けれどそれは、すばらしいおもちゃを見つけたときの顔だった。
心の中は真っ黒だ。
「次は私だね」
飛び跳ねるように前に出て、クミはアキを押しやった。不満げに横に避けたアキにピースを返す。とても楽しそうだった。
クミは、アキと同じポーズをしてから指を鳴らす。
「ウォーターファール」
炎の上に現れた小さな水玉が次第に大きくなっていく。
炎の外輪より大きくなった水の塊が一気に落下する。
水除気爆発を伴って炎は消えた。
代わりに高温の水が、四方に吹き飛ぶ。
危ないな。
そう思ってとっさに指を鳴らす。アキやクミの様にかっこいいポーズはできなかった。それを見て、アキが不満げに唇を尖らせた。
そんな顔も可愛かった。
「エアウォール」
空気の障壁が目の前に展開され、熱湯となった水滴を弾き返す。幸い、候補生も研究員の無事だった。けが人が出なかったことに安堵する。
「なんで、あんた達そんなに簡単に使えるわけ」
まだ魔力が発症していないリアが叫ぶ。
十三人のうち実はリアだけがまだ魔法を使えていない。
そのことに焦っているのは、見ていてえわかった。
炎を消火した大量の水が、候補生と研究員を襲ってくる。空気の障壁だけでは抑えきれないだろう。何しろエネルギーが半端ない。
「私にだってできるはず」
迫りくる濁流の前にリアが立った。
まだ、魔法を使えていないリアには、無謀だと思う。
でも、アキは動こうとしなかった。やりすぎたと頭を抱えているクミの背中を、優しげに擦っている。

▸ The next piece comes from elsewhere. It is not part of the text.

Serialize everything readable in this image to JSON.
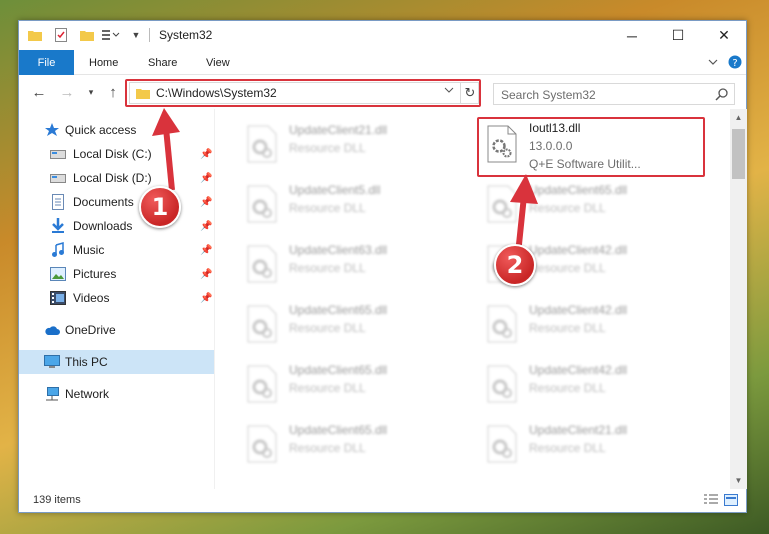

他の候補生は、何ができるわけもなく成り行きを見ているだけだ。
だから、彼女たちと同じ様に見守った。
最終的には、アキが助けてくれると信じていた。
右手を目の前に持ち上げて、リアは指を鳴らす。
「フローズン」
津波のように押し寄せてきた波は、その言葉で一気に凍りついた。
「もしかしてできたの?」
一番驚いたのはリアかもしれない。
「良かったわね」
近づいて頭を撫でるアキの表情は優しげだった。きっと信じていたのだろう。根拠は無いけれど、そう感じていたはずだ。
それはアキが持つ。他の候補生には無い能力だった。
残りの九人も、それなりに魔法が使えたけれど、最初の四人の魔法は規模が違った。理由はわからないけれど、そこには越えられない壁のような、大きな違いが見受けられた。

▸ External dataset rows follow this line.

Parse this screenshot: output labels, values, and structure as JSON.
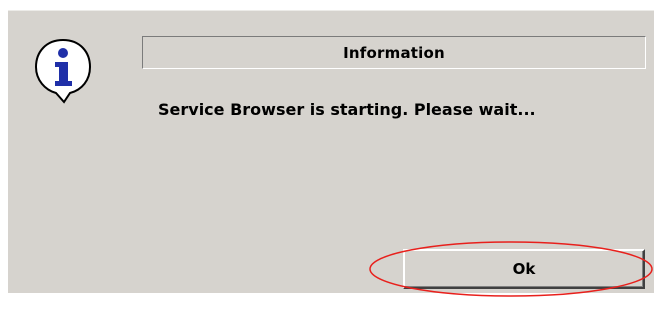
{
  "dialog": {
    "title": "Information",
    "message": "Service Browser is starting. Please wait...",
    "icon": "info-icon",
    "ok_label": "Ok"
  },
  "colors": {
    "dialog_background": "#d6d3ce",
    "icon_blue": "#1f2fa8",
    "highlight_red": "#e8201c"
  }
}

その後、効果測定をによる魔力の大きさを元に、十三人にはランクがあてがわれた。人数的に丁度いいからと、研究員はトランプの札を割り当てた。本人達はおしゃれだと思ったのだろうけれど、所詮理系の考えることである。
おしゃれだと思っているのは、お前らだけだとは言えなかった。
最高位のエースには、アキが選ばれた。あの巨大な炎の他にも、いろいろな属性の、しかも強力な魔法が使えたから、文句なしの一番だ。
次点のキングに収まったのは、最後まで発症しなかったリアである。他にもだいたい使えるけれど、氷の属性が一番強い。

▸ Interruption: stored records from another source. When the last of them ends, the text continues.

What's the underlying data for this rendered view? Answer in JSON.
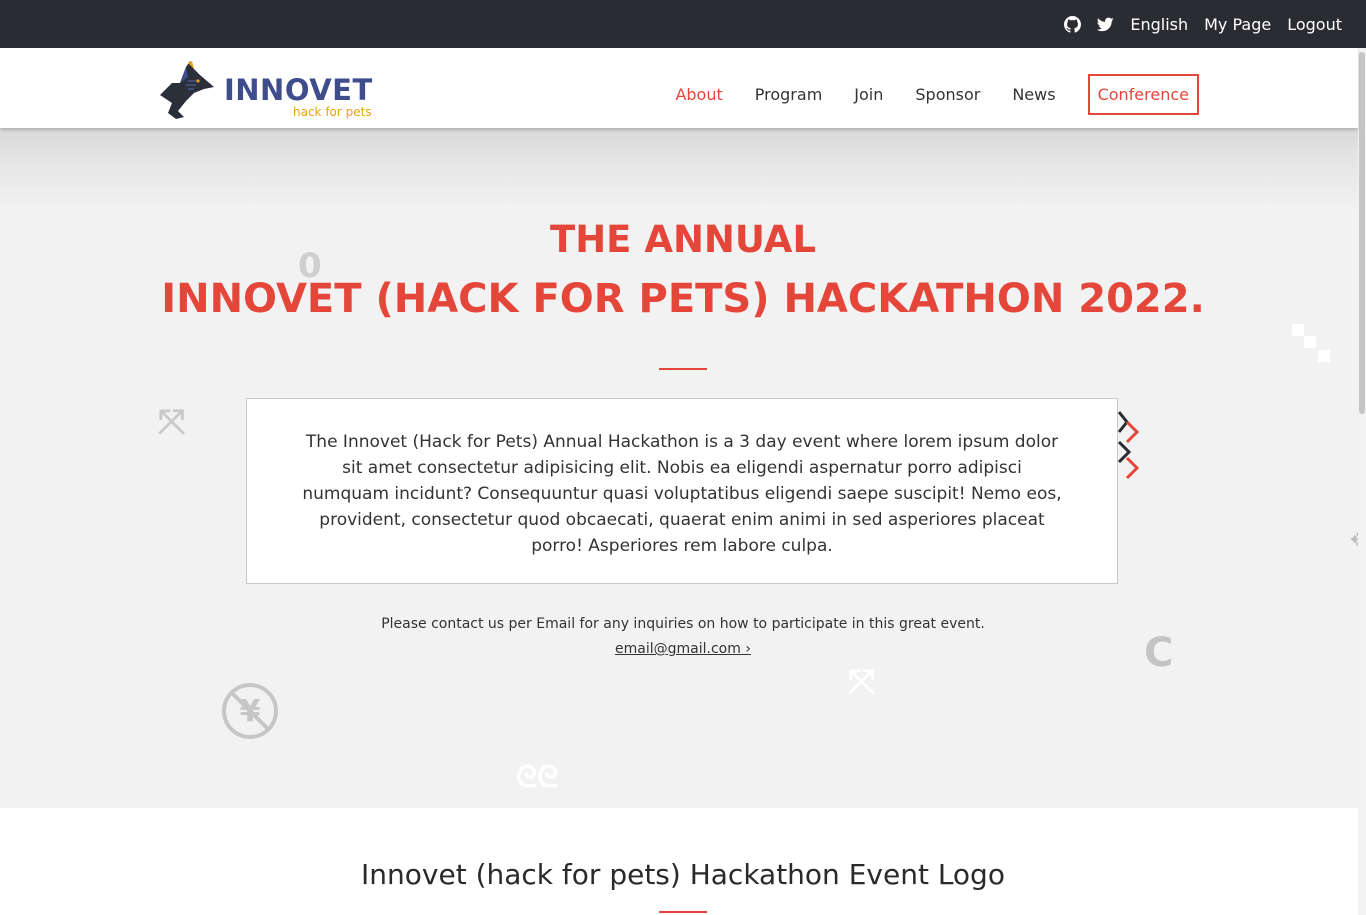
{
  "topbar": {
    "icons": [
      "github-icon",
      "twitter-icon"
    ],
    "language": "English",
    "mypage": "My Page",
    "logout": "Logout"
  },
  "logo": {
    "title": "INNOVET",
    "tagline": "hack for pets"
  },
  "nav": {
    "items": [
      "About",
      "Program",
      "Join",
      "Sponsor",
      "News"
    ],
    "active": "About",
    "conference": "Conference"
  },
  "hero": {
    "title_line1": "THE ANNUAL",
    "title_line2": "INNOVET (HACK FOR PETS) HACKATHON 2022.",
    "description": "The Innovet (Hack for Pets) Annual Hackathon is a 3 day event where lorem ipsum dolor sit amet consectetur adipisicing elit. Nobis ea eligendi aspernatur porro adipisci numquam incidunt? Consequuntur quasi voluptatibus eligendi saepe suscipit! Nemo eos, provident, consectetur quod obcaecati, quaerat enim animi in sed asperiores placeat porro! Asperiores rem labore culpa.",
    "contact_text": "Please contact us per Email for any inquiries on how to participate in this great event.",
    "contact_email": "email@gmail.com ›"
  },
  "section2": {
    "title": "Innovet (hack for pets) Hackathon Event Logo"
  },
  "colors": {
    "accent": "#e5463a",
    "topbar": "#2a2c31",
    "logo_blue": "#3f4d8c",
    "logo_orange": "#e8a20c"
  }
}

ジャックはクミだ。彼女は基本的に水を得意としている。あれだけ大量の水を出せるのは正直脅威だ。ダムが枯れても困ることはないだろう。
十以下はトウコ、コウコ、ノリコ、ハナコ、リュウコ、リョウコ、カズコ、サトコ、アイコの順で、それぞれ一属性か、せいぜい二属性が使える程度だった。
それでも、落伍者が出なくてよかったと思う。
まさか序列三位のクイーンを称号をもらえるとは思っていなかった。アキには遠く及ばないけど、リアとクミとはそれほど差はない。今後の成長次第では、入れ替わることはあるだろう。
でも、アキにはかなわない。
やはりアキはすごかった。
全員無事に魔法少女となったので、十三人まとめてカーズとなった。あいかわらずの理系センスに一部から強烈なブーイングが起こったけれど、わかりやすくていいんじゃない、というアキの言葉でそのまま決まった。
これからは魔法を使った訓練も行うことになった。
「楽しみですね」
アキはそう言うと不敵に笑った。